Last week, a High Court judge dismissed a judicial review challenge against Guildford Borough Council’s adopted local plan in what observers have described as a highly significant ruling for both plan-makers and promoters.
The plan has long been controversial. It proposes deallocating three major greenbelt sites - Wisley Airfield, Blackwell Farm and Gosden Hill Farm - for development totalling 5,200 homes and an overall reduction in the borough's green belt by 1.5 per cent. In addition, the total number of new homes planned exceeded by some distance the borough's housing requirement based on its objectively-assessed need. Though the requirement came to a total of 10,678 up until 2034, or 562 homes per year, the plan allocates sites for the delivery of 14,602 homes. This, the inspector felt, was justified as "headroom" to take account of potential under delivery of housing in future years and to address the very high level of affordable housing needed in the area.
However, the proposals prompted a huge political backlash. The plan was adopted by the council's Conservative administration in April, just days before it lost power in May’s local elections. The Tories lost more than two thirds of their seats, with both the Liberal Democrats and anti-green belt release groups making significant gains.
Following the election, local campaigner Julian Cranwell, a member of the Guildford Green Belt Group, joined Compton and Ockham parish councils in mounting a judicial review challenge to the plan. Cranwell argued that the "exceptional circumstances" test required by the National Planning Policy Framework (NPPF) to allow green belt release in local plans had not been met, and in particular was not justified by the 4,000-home "headroom", while the inspector’s assessment of the area's housing need was excessive.
However, the judge, Sir Duncan Ouseley, dismissed the complainants’ arguments. Critically, he said that the inspector was entitled to find "exceptional circumstance, strategic and local" to justify the release of the greenbelt sites. Referring to the 4,000 homes above the housing need, he said: "I see nothing illogical in the inspector's thought process, requiring a buffer of some significance."
Ouseley also said the exceptional circumstances test is "less demanding" than the development control "very special circumstances" test for permitting inappropriate development in the green belt. He added that the scope of the test can include "general planning needs, such as ordinary housing" and it is "not limited to some unusual form of housing, nor to a particular intensity of need".
According to Zack Simons, a planning barrister at Landmark Chambers, the decision does not change the law.

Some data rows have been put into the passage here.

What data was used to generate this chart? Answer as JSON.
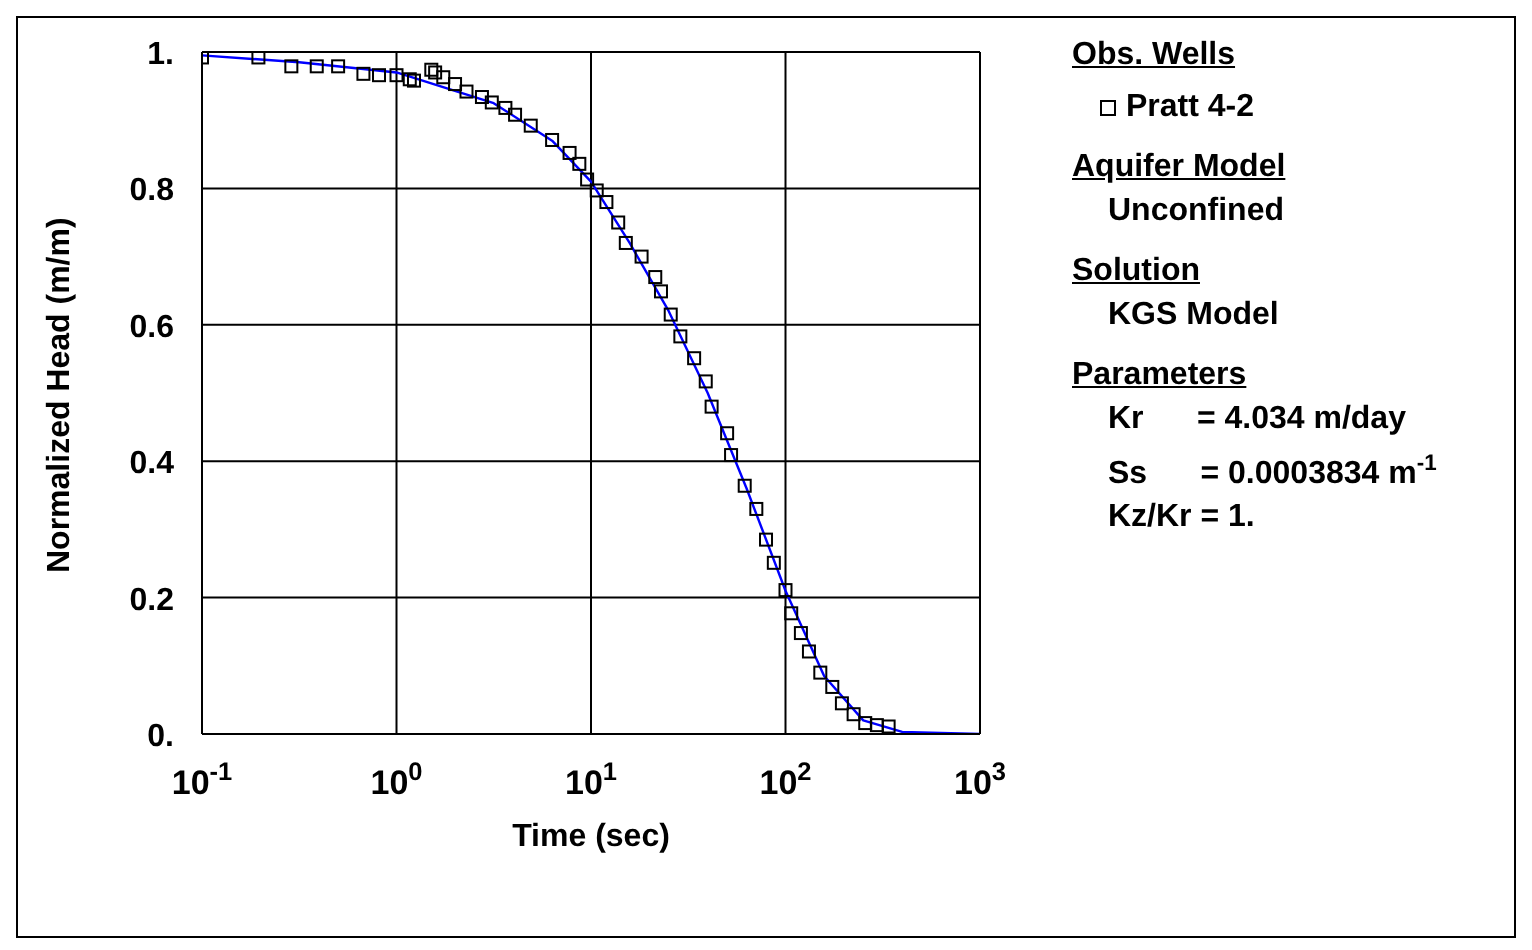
{
  "chart_data": {
    "type": "scatter",
    "xlabel": "Time (sec)",
    "ylabel": "Normalized Head (m/m)",
    "legend_title": "Obs. Wells",
    "legend": "right",
    "log": "x",
    "grid": true,
    "marker": "square",
    "xlim": [
      0.1,
      1000
    ],
    "ylim": [
      0,
      1
    ],
    "xticks": [
      {
        "value": 0.1,
        "label": "10$^{-1}$"
      },
      {
        "value": 1,
        "label": "10$^{0}$"
      },
      {
        "value": 10,
        "label": "10$^{1}$"
      },
      {
        "value": 100,
        "label": "10$^{2}$"
      },
      {
        "value": 1000,
        "label": "10$^{3}$"
      }
    ],
    "yticks": [
      {
        "value": 0,
        "label": "0."
      },
      {
        "value": 0.2,
        "label": "0.2"
      },
      {
        "value": 0.4,
        "label": "0.4"
      },
      {
        "value": 0.6,
        "label": "0.6"
      },
      {
        "value": 0.8,
        "label": "0.8"
      },
      {
        "value": 1,
        "label": "1."
      }
    ],
    "series": [
      {
        "name": "Pratt 4-2",
        "type": "scatter",
        "color": "#000000",
        "x": [
          0.1,
          0.195,
          0.288,
          0.389,
          0.501,
          0.676,
          0.813,
          1.0,
          1.17,
          1.23,
          1.51,
          1.58,
          1.74,
          2.0,
          2.29,
          2.75,
          3.09,
          3.63,
          4.07,
          4.9,
          6.31,
          7.76,
          8.71,
          9.55,
          10.7,
          12.0,
          13.8,
          15.1,
          18.2,
          21.4,
          22.9,
          25.7,
          28.8,
          33.9,
          38.9,
          41.7,
          50.1,
          52.5,
          61.7,
          70.8,
          79.4,
          87.1,
          100,
          107,
          120,
          132,
          151,
          174,
          195,
          224,
          257,
          295,
          339
        ],
        "values": [
          0.992,
          0.992,
          0.979,
          0.979,
          0.979,
          0.968,
          0.966,
          0.966,
          0.96,
          0.958,
          0.974,
          0.97,
          0.963,
          0.953,
          0.942,
          0.934,
          0.926,
          0.918,
          0.908,
          0.892,
          0.871,
          0.852,
          0.836,
          0.813,
          0.797,
          0.78,
          0.75,
          0.72,
          0.7,
          0.67,
          0.649,
          0.615,
          0.583,
          0.551,
          0.517,
          0.48,
          0.441,
          0.409,
          0.364,
          0.33,
          0.285,
          0.251,
          0.211,
          0.177,
          0.148,
          0.121,
          0.09,
          0.069,
          0.045,
          0.029,
          0.016,
          0.013,
          0.011
        ]
      },
      {
        "type": "line",
        "marker": "none",
        "color": "#0000ff",
        "x": [
          0.1,
          0.316,
          1,
          3.16,
          6.31,
          10,
          15.8,
          25.1,
          39.8,
          63.1,
          100,
          158,
          251,
          398,
          1000
        ],
        "values": [
          0.995,
          0.985,
          0.97,
          0.925,
          0.87,
          0.81,
          0.72,
          0.62,
          0.5,
          0.36,
          0.21,
          0.085,
          0.02,
          0.003,
          0
        ]
      }
    ],
    "annotations": [
      "Aquifer Model",
      "Unconfined",
      "Solution",
      "KGS Model",
      "Parameters",
      "Kr      = 4.034 m/day",
      "Ss      = 0.0003834 m$^{-1}$",
      "Kz/Kr = 1."
    ]
  }
}
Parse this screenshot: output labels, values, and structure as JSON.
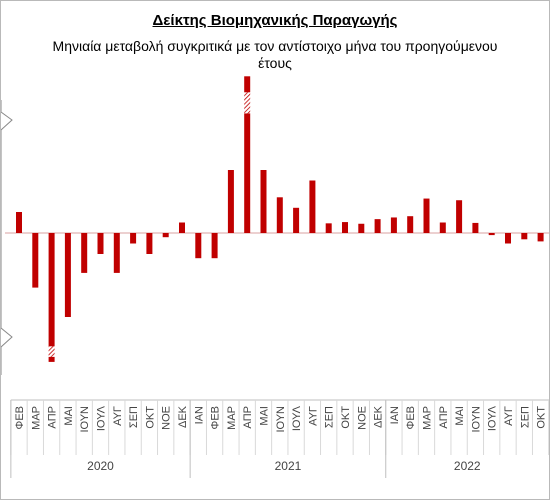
{
  "chart_data": {
    "type": "bar",
    "title": "Δείκτης Βιομηχανικής Παραγωγής",
    "subtitle": "Μηνιαία μεταβολή συγκριτικά με τον αντίστοιχο μήνα του προηγούμενου έτους",
    "categories": [
      "ΦΕΒ",
      "ΜΑΡ",
      "ΑΠΡ",
      "ΜΑΙ",
      "ΙΟΥΝ",
      "ΙΟΥΛ",
      "ΑΥΓ",
      "ΣΕΠ",
      "ΟΚΤ",
      "ΝΟΕ",
      "ΔΕΚ",
      "ΙΑΝ",
      "ΦΕΒ",
      "ΜΑΡ",
      "ΑΠΡ",
      "ΜΑΙ",
      "ΙΟΥΝ",
      "ΙΟΥΛ",
      "ΑΥΓ",
      "ΣΕΠ",
      "ΟΚΤ",
      "ΝΟΕ",
      "ΔΕΚ",
      "ΙΑΝ",
      "ΦΕΒ",
      "ΜΑΡ",
      "ΑΠΡ",
      "ΜΑΙ",
      "ΙΟΥΝ",
      "ΙΟΥΛ",
      "ΑΥΓ",
      "ΣΕΠ",
      "ΟΚΤ"
    ],
    "values": [
      5.0,
      -13.0,
      -29.0,
      -20.0,
      -9.5,
      -5.0,
      -9.5,
      -2.5,
      -5.0,
      -1.0,
      2.5,
      -6.0,
      -6.0,
      15.0,
      31.0,
      15.0,
      8.5,
      6.0,
      12.5,
      2.3,
      2.6,
      2.2,
      3.3,
      3.7,
      4.0,
      8.2,
      2.5,
      7.8,
      2.4,
      -0.5,
      -2.5,
      -1.5,
      -2.0
    ],
    "years": [
      {
        "label": "2020",
        "start": 0,
        "end": 10
      },
      {
        "label": "2021",
        "start": 11,
        "end": 22
      },
      {
        "label": "2022",
        "start": 23,
        "end": 32
      }
    ],
    "axis_breaks": [
      {
        "index": 2,
        "shown": -27,
        "extra": 2.5
      },
      {
        "index": 14,
        "shown": 28.5,
        "extra": 5
      }
    ],
    "ylim": [
      -32,
      32
    ],
    "bar_color": "#c00000",
    "zero_line_color": "#d9a0a0",
    "grid": false,
    "legend": "none"
  }
}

Rather, he said, it provides clarity on the circumstances under which the exceptional circumstances test can be met. "This is the clearest and most recent examination of the proper approach to exceptional circumstances," he said. "I’ve no doubt that the judgment will now be cited at plan examinations all over the country that are examining the justification for proposed green belt release."
Jonathan Easton, a planning barrister at Kings Chambers, agreed, adding that the judge was also clear that the judiciary should only rarey seek to override the professional judgment of a planning authority or an inspector when it comes to exceptional circumstances. "This should give some comfort to local authorities that their judgments about green belt release should more easily survive judicial scrutiny," he said. "It continues the current theme of judicial deference to decisions that require ‘planning judgment’ to be deployed."
The fact that the exceptional circumstances cited by the inspector in justifying green belt release were "broad and strategic", including the need for headroom in terms of housing delivery, was also a significant part of the judgment, Easton added. "If a local authority can justify the release of greenbelt land, not to meet their objectively assessed housing need (OAHN) but 4,000 dwellings above that figure, it suggests that the circumstances in which greenbelt allocation can be made are rather broader than previously thought," he said.
"By the very definition, the circumstances will be different in each area," said Catriona Riddell, the Planning Officers' Society's Strategic planning specialist. The NPPF currently advises on the sort of thinking process LPAs should go through to inform the decision on whether there are exceptional circumstances or not, but this case makes it clear that this should not be treated as the only basis for informing the decision."
Easton believes the Guildford case could help developers to argue that councils should not shy away from higher housing numbers merely because green belt release will be needed to achieve them. "Some local authorities may wish to be conservative in their overall housing requirements, citing green belt constraints as a reason for not going higher," he said. "The Guildford judgment provides quite a strong case that broader spatial objectives can – and perhaps should – be taken into account and in some cases can justify a higher housing requirement."
However, Paul Miner, strategic plans and devolution lead at the Campaign to Protect Rural England, does not think that the judgment will be as influential as it might first appear. He pointed out that the Guildford local plan was examined under the provisions of the 2012 NPPF, rather than this year’s revised iteration. Paragraph 137 of the 2019 NPPF states that "the strategic policy-making authority should be able to demonstrate that it has examined fully all other reasonable options for meeting its identified need for development". Because of this, Miner said the judgment "will be less useful as plans come forward for examination under the 2019 NPPF" though he conceded it "may have some relevance where proposals for green belt release are contained in plans being examined under the 2012 NPPF".